Familiares del abatido cabecilla acampan frente al Batallón Cartagena para exigir que los restos no sean remitidos al Atlántico.
Rosa Pérez Toncel, hermana del neutralizado máximo líder del frente Javier Cáceres de las Autodefensas Conquistadoras de la Sierra Nevada (ACSN), encabeza una manifestación a las afueras del Batallón Cartagena en Riohacha junto a su madre. La familia exige a las autoridades judiciales que el cadáver de Naín Pérez Toncel, alias ‘Bendito Menor’, les sea entregado en la capital guajira para adelantar sus exequias y rechazan el eventual traslado aéreo del cuerpo hacia la sede de Medicina Legal en Barranquilla.
La controversia por la disposición del cuerpo surge tras la confirmación de la baja del señalado criminal de 26 años durante una operación conjunta de la Policía y el Ejército en el barrio Los Olivos. El procedimiento militar y policial, anunciado por el presidente Abelardo De La Espriella, dejó también abatidos a alias ‘La Bebesita’ y a dos mandos logísticos e integrales de la estructura armada, cuyos despojos mortales permanecen bajo custodia militar dentro de la unidad castrense en Riohacha.

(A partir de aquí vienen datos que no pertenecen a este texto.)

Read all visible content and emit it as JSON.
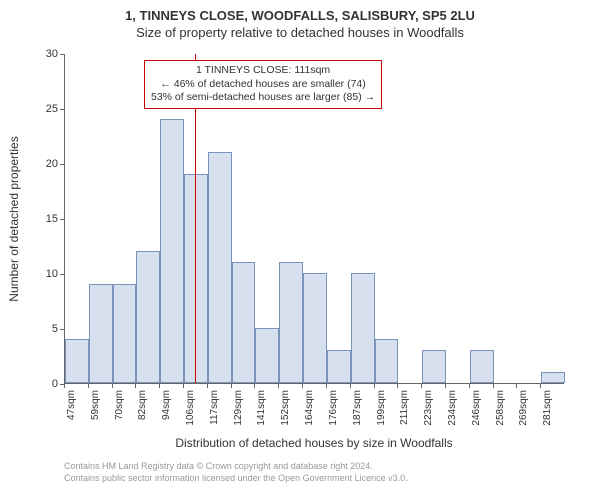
{
  "title_line1": "1, TINNEYS CLOSE, WOODFALLS, SALISBURY, SP5 2LU",
  "title_line2": "Size of property relative to detached houses in Woodfalls",
  "chart": {
    "type": "histogram",
    "ylabel": "Number of detached properties",
    "xlabel": "Distribution of detached houses by size in Woodfalls",
    "ylim": [
      0,
      30
    ],
    "ytick_step": 5,
    "yticks": [
      0,
      5,
      10,
      15,
      20,
      25,
      30
    ],
    "bar_fill": "#d6e0ef",
    "bar_stroke": "#7a93b8",
    "background_color": "#ffffff",
    "axis_color": "#666666",
    "reference_line": {
      "value": 111,
      "color": "#cc0000"
    },
    "categories": [
      "47sqm",
      "59sqm",
      "70sqm",
      "82sqm",
      "94sqm",
      "106sqm",
      "117sqm",
      "129sqm",
      "141sqm",
      "152sqm",
      "164sqm",
      "176sqm",
      "187sqm",
      "199sqm",
      "211sqm",
      "223sqm",
      "234sqm",
      "246sqm",
      "258sqm",
      "269sqm",
      "281sqm"
    ],
    "values": [
      4,
      9,
      9,
      12,
      24,
      19,
      21,
      11,
      5,
      11,
      10,
      3,
      10,
      4,
      0,
      3,
      0,
      3,
      0,
      0,
      1
    ],
    "bar_width_ratio": 1.0
  },
  "annotation": {
    "line1": "1 TINNEYS CLOSE: 111sqm",
    "line2": "← 46% of detached houses are smaller (74)",
    "line3": "53% of semi-detached houses are larger (85) →",
    "border_color": "#cc0000"
  },
  "footer": {
    "line1": "Contains HM Land Registry data © Crown copyright and database right 2024.",
    "line2": "Contains public sector information licensed under the Open Government Licence v3.0."
  }
}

Las peticiones de los allegados se intensificaron desde las 5:00 de la mañana de este viernes, cuando se apostaron en la entrada de las instalaciones militares tras rumorarse el despliegue de helicópteros para el traslado formal de los restos. La familia sostiene que la capital guajira cuenta con la infraestructura forense requerida para adelantar el procedimiento legal de verificación.

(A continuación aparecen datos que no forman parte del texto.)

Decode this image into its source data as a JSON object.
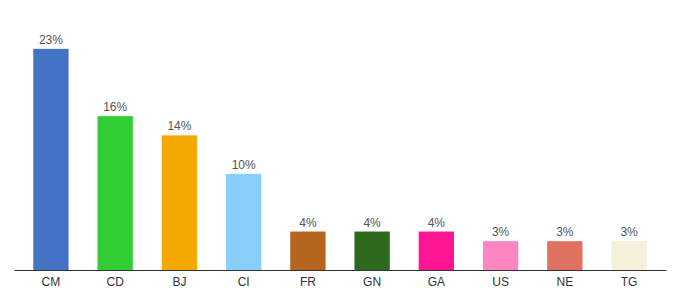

“El cuerpo de mi hermano no lo quieren entregar, se lo quieren llevar a Barranquilla después de que el presidente ya lo verificó y lo dio por muerto; no entiendo para qué lo quieren llevar a Barranquilla si aquí hay forenses, hay quien lo reconozca y está su familia”, sostuvo Rosa Pérez durante la protesta frente a la guarnición militar.
La hermana del difunto cabecilla enfatizó el impacto emocional que genera la incertidumbre sobre la entrega del cadáver para sus allegados directos, instando a las autoridades a permitir la identificación presencial antes de cualquier movimiento logístico. “Necesitamos verlo, su madre necesita ver que sí es su hijo; no nos dan respuesta de nada, necesitamos el cuerpo de nuestro familiar” declaró Pérez ante los medios.

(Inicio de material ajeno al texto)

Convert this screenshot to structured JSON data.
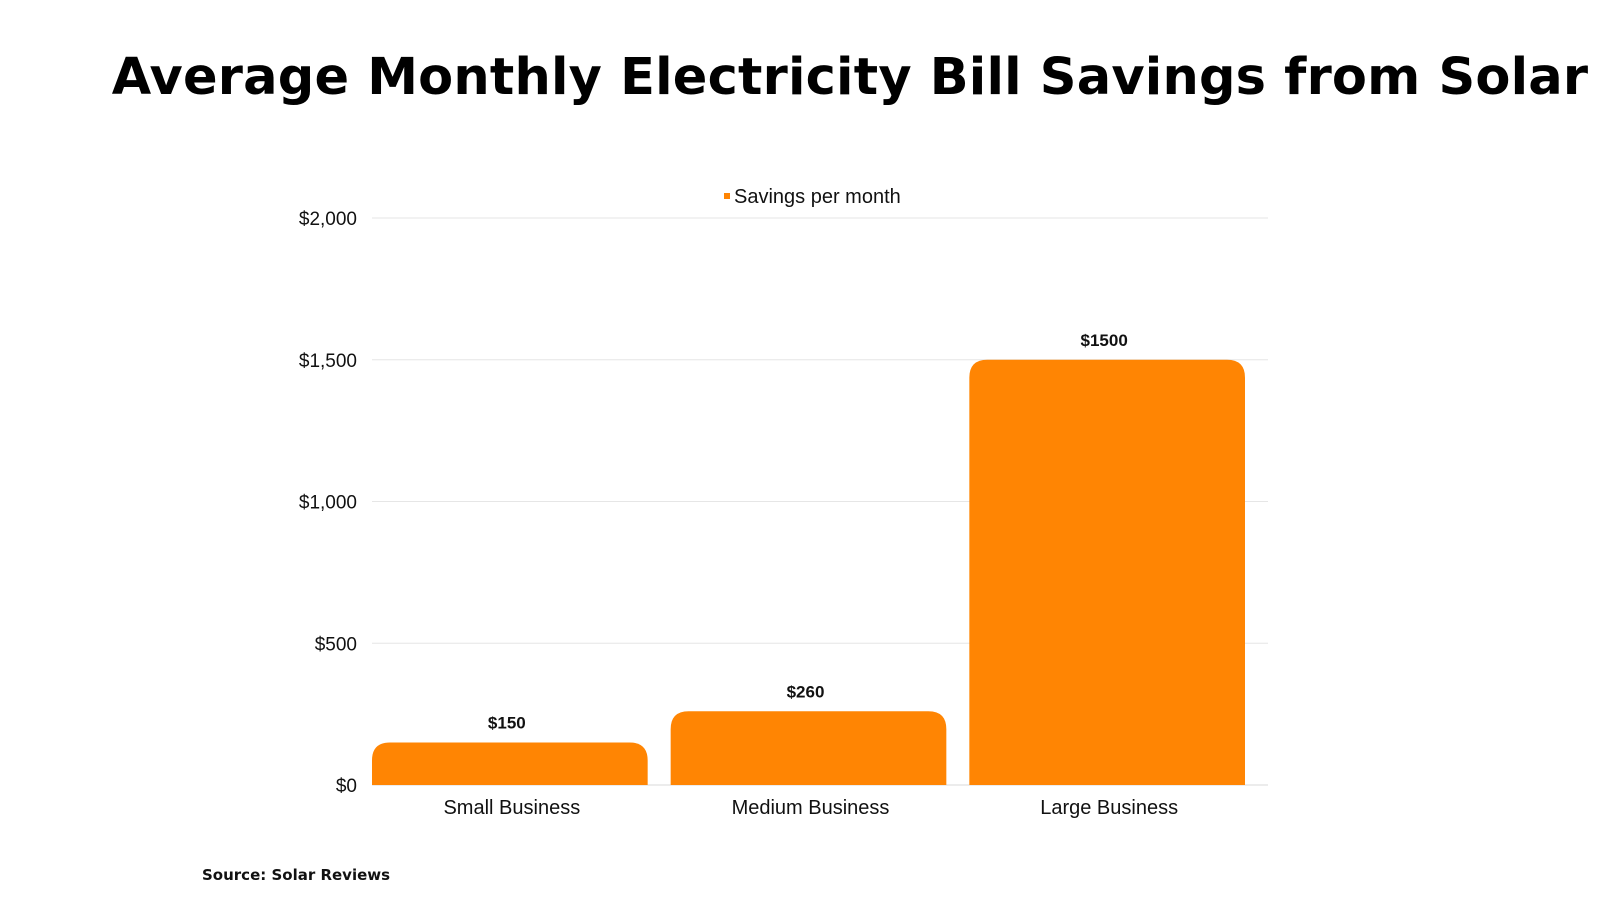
{
  "chart_data": {
    "type": "bar",
    "title": "Average Monthly Electricity Bill Savings from Solar",
    "categories": [
      "Small Business",
      "Medium Business",
      "Large Business"
    ],
    "series": [
      {
        "name": "Savings per month",
        "values": [
          150,
          260,
          1500
        ],
        "data_labels": [
          "$150",
          "$260",
          "$1500"
        ]
      }
    ],
    "xlabel": "",
    "ylabel": "",
    "ylim": [
      0,
      2000
    ],
    "yticks": [
      0,
      500,
      1000,
      1500,
      2000
    ],
    "ytick_labels": [
      "$0",
      "$500",
      "$1,000",
      "$1,500",
      "$2,000"
    ],
    "grid": true,
    "legend_position": "top-center",
    "colors": {
      "bar": "#FF8503",
      "grid": "#E6E6E6",
      "text": "#111111"
    }
  },
  "source": "Source: Solar Reviews"
}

Los allegados aseguran que la permanencia de los restos en La Guajira facilitaría los trámites a la comunidad local, evitando costos y desplazamientos innecesarios a otra jurisdicción. “Aquí estamos sus familiares y su mamá. En Barranquilla él no tiene a nadie y acá fue donde se hizo la operación; necesitamos que por favor nos ayuden a que el cuerpo sea entregado acá en Riohacha para poder enterrarlo con su familia”, reiteró la hermana del abatido.
Pérez Toncel registraba una trayectoria criminal de más de cinco años dentro de ‘Los Pachenca’, ascendiendo desde sicario en 2019 hasta convertirse en el principal dinamizador de extorsiones, masacres y narcotráfico en la Troncal del Caribe. Su prontuario acumulaba expedientes por el saqueo a comercios, ataques armados contra la fuerza pública y homicidios selectivos en Dibulla, Riohacha y la Sierra Nevada.
Pese a que las autoridades lo catalogaban como un objetivo de alta peligrosidad, la familia insiste en que las diligencias post mórtem deben ajustarse a la cercanía territorial de sus allegados. Hasta el momento, las unidades de medicina forense no han emitido la orden final sobre el traslado definitivo de los cuatro cuerpos.
Se espera un pronunciamiento oficial por parte de la Fiscalía General de la Nación y la Policía Nacional para definir la logística de la entrega corporal. La familia confirmó que mantendrá la guardia a las afueras de la guarnición hasta obtener una respuesta definitiva.